In mainstream physics, the speed of light is a defined constant: exactly 299,792,458 meters per second. But no one can yet say why it has that value. What if that “why” lies not in more particles or fields, but in the dance of awareness itself? The researchers at Quantum Gravity Research speak of quasicrystals and discrete aperiodic codes, of E8 lattices and spin networks—mathematical structures that shimmer like the sacred geometry of ancient mystics. They're asking: What if space, time, and even mass emerge from a deeper order—one fundamentally made of information, intention, and consciousness?
This is where I feel my spiritual path light up.
As Nisargadatta Maharaj said:
“Consciousness is the greatest painter, the entire world is its picture.”
What if this “picture” includes not just the stars and galaxies but the very constants of physics? What if c is the velocity at which divine intention unfolds in our perceptual field?
Sri Aurobindo, who mapped the evolution of consciousness across epochs and lifetimes, once wrote:
“Matter is the last stage of the involution of the Spirit; it is Spirit become dense.”
I can’t help but wonder—if Spirit can become dense enough to become matter, can it also express itself in the form of light’s constant speed through space? Perhaps it’s not a speed at all, but a rhythm—a pulse of divine awareness as it moves through its own dream.
Ramana Maharshi didn’t talk in terms of physics, yet he gave us the simplest formula of all:
“There is neither creation nor destruction, neither destiny nor free will, neither path nor achievement. This is the final truth.”
What could be more aligned with the radical implications of quantum reality? That causality and time might not be what they seem, and that we are not just travelers in spacetime, but participants in its ongoing creation.
Even Lalleshwari, the Kashmiri mystic poetess, whose love for the Beloved was cosmic, would recognize the symmetry in all this. She once wrote:
“Shiva pervades everything. Where is then my body, where my mind, where my self?”

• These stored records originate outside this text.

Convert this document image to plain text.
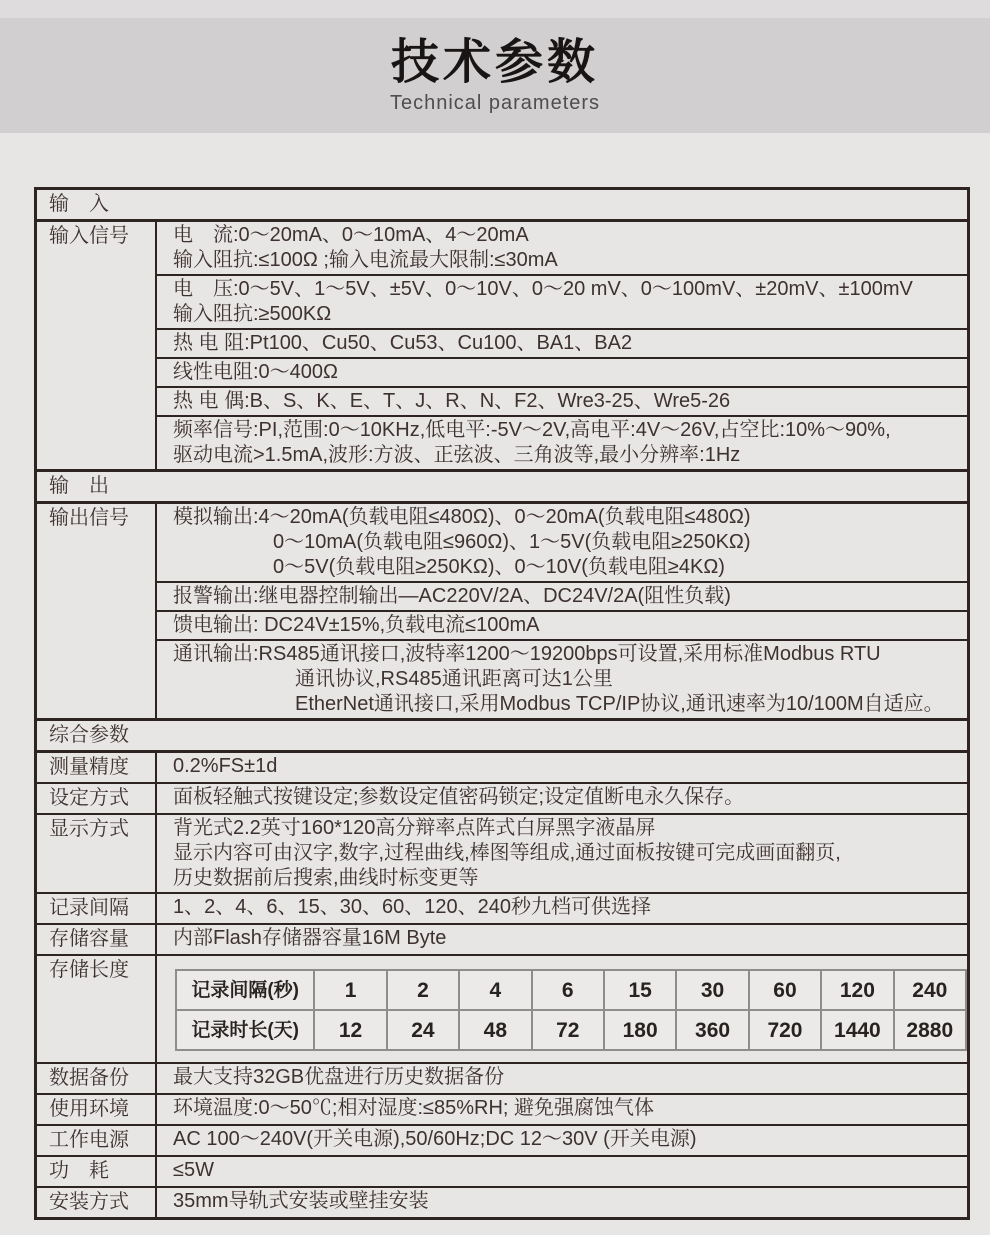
技术参数
Technical parameters
输　入
输入信号	电　流:0～20mA、0～10mA、4～20mA
输入阻抗:≤100Ω ;输入电流最大限制:≤30mA
电　压:0～5V、1～5V、±5V、0～10V、0～20 mV、0～100mV、±20mV、±100mV
输入阻抗:≥500KΩ
热 电 阻:Pt100、Cu50、Cu53、Cu100、BA1、BA2
线性电阻:0～400Ω
热 电 偶:B、S、K、E、T、J、R、N、F2、Wre3-25、Wre5-26
频率信号:PI,范围:0～10KHz,低电平:-5V～2V,高电平:4V～26V,占空比:10%～90%,
驱动电流>1.5mA,波形:方波、正弦波、三角波等,最小分辨率:1Hz
输　出
输出信号	模拟输出:4～20mA(负载电阻≤480Ω)、0～20mA(负载电阻≤480Ω)
0～10mA(负载电阻≤960Ω)、1～5V(负载电阻≥250KΩ)
0～5V(负载电阻≥250KΩ)、0～10V(负载电阻≥4KΩ)
报警输出:继电器控制输出—AC220V/2A、DC24V/2A(阻性负载)
馈电输出: DC24V±15%,负载电流≤100mA
通讯输出:RS485通讯接口,波特率1200～19200bps可设置,采用标准Modbus RTU
通讯协议,RS485通讯距离可达1公里
EtherNet通讯接口,采用Modbus TCP/IP协议,通讯速率为10/100M自适应。
综合参数
测量精度	0.2%FS±1d
设定方式	面板轻触式按键设定;参数设定值密码锁定;设定值断电永久保存。
显示方式	背光式2.2英寸160*120高分辩率点阵式白屏黑字液晶屏
显示内容可由汉字,数字,过程曲线,棒图等组成,通过面板按键可完成画面翻页,
历史数据前后搜索,曲线时标变更等
记录间隔	1、2、4、6、15、30、60、120、240秒九档可供选择
存储容量	内部Flash存储器容量16M Byte
存储长度
记录间隔(秒)	1	2	4	6	15	30	60	120	240
记录时长(天)	12	24	48	72	180	360	720	1440	2880
数据备份	最大支持32GB优盘进行历史数据备份
使用环境	环境温度:0～50℃;相对湿度:≤85%RH; 避免强腐蚀气体
工作电源	AC 100～240V(开关电源),50/60Hz;DC 12～30V (开关电源)
功　耗	≤5W
安装方式	35mm导轨式安装或壁挂安装
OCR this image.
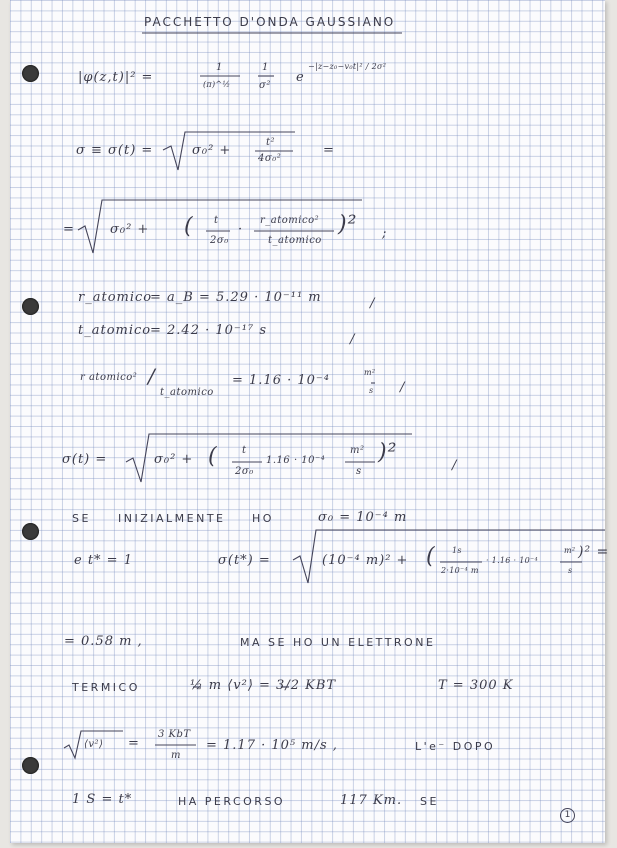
PACCHETTO D'ONDA GAUSSIANO
|φ(z,t)|² =
1
(π)^½
1
σ²
e
−|z−z₀−v₀t|² / 2σ²
σ ≡ σ(t) =	σ₀² +
t²
4σ₀²
=
=	σ₀² + ( t
2σ₀
·
r_atomico²
t_atomico
)² ;
r_atomico
= a_B = 5.29 · 10⁻¹¹ m	/
t_atomico
= 2.42 · 10⁻¹⁷ s
/
r atomico² /
t_atomico
= 1.16 · 10⁻⁴
m²
s /
σ(t) =	σ₀² + ( t
2σ₀
1.16 · 10⁻⁴
m²
s
)²
/
SE INIZIALMENTE HO	σ₀ = 10⁻⁴ m
e t* = 1	σ(t*) =	(10⁻⁴ m)² + ( 1s
2·10⁻⁴ m
· 1.16 · 10⁻⁴
m²
s
)² =
= 0.58 m ,	MA SE HO UN ELETTRONE
TERMICO	½ m ⟨v²⟩ = 3/2 KBT	T = 300 K
⟨v²⟩ =
3 KbT
m
= 1.17 · 10⁵ m/s ,	L'e⁻ DOPO
1 S = t*	HA PERCORSO	117 Km. SE
1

This is not far from what modern physicists mean when they say that space, time, and particles emerge from a unified field or informational substrate. The language differs, but the insight echoes.
So no—Quantum Gravity Research has not yet derived the exact value of the speed of light. But perhaps that’s not the point. What they are doing is pointing toward a truth many sages have whispered: what we call physical reality may be an emergent phenomenon within a vast, intelligent field of awareness. To me, that is not science fiction. It is spiritual memory.
Are you also sensing that science is catching up with the ancient truths of mysticism?
Let’s explore this together. I invite you to join me on this journey of integration—of matter and spirit, logic and love, structure and silence. Let’s dare to believe that light has a source beyond the physical—and that we are it.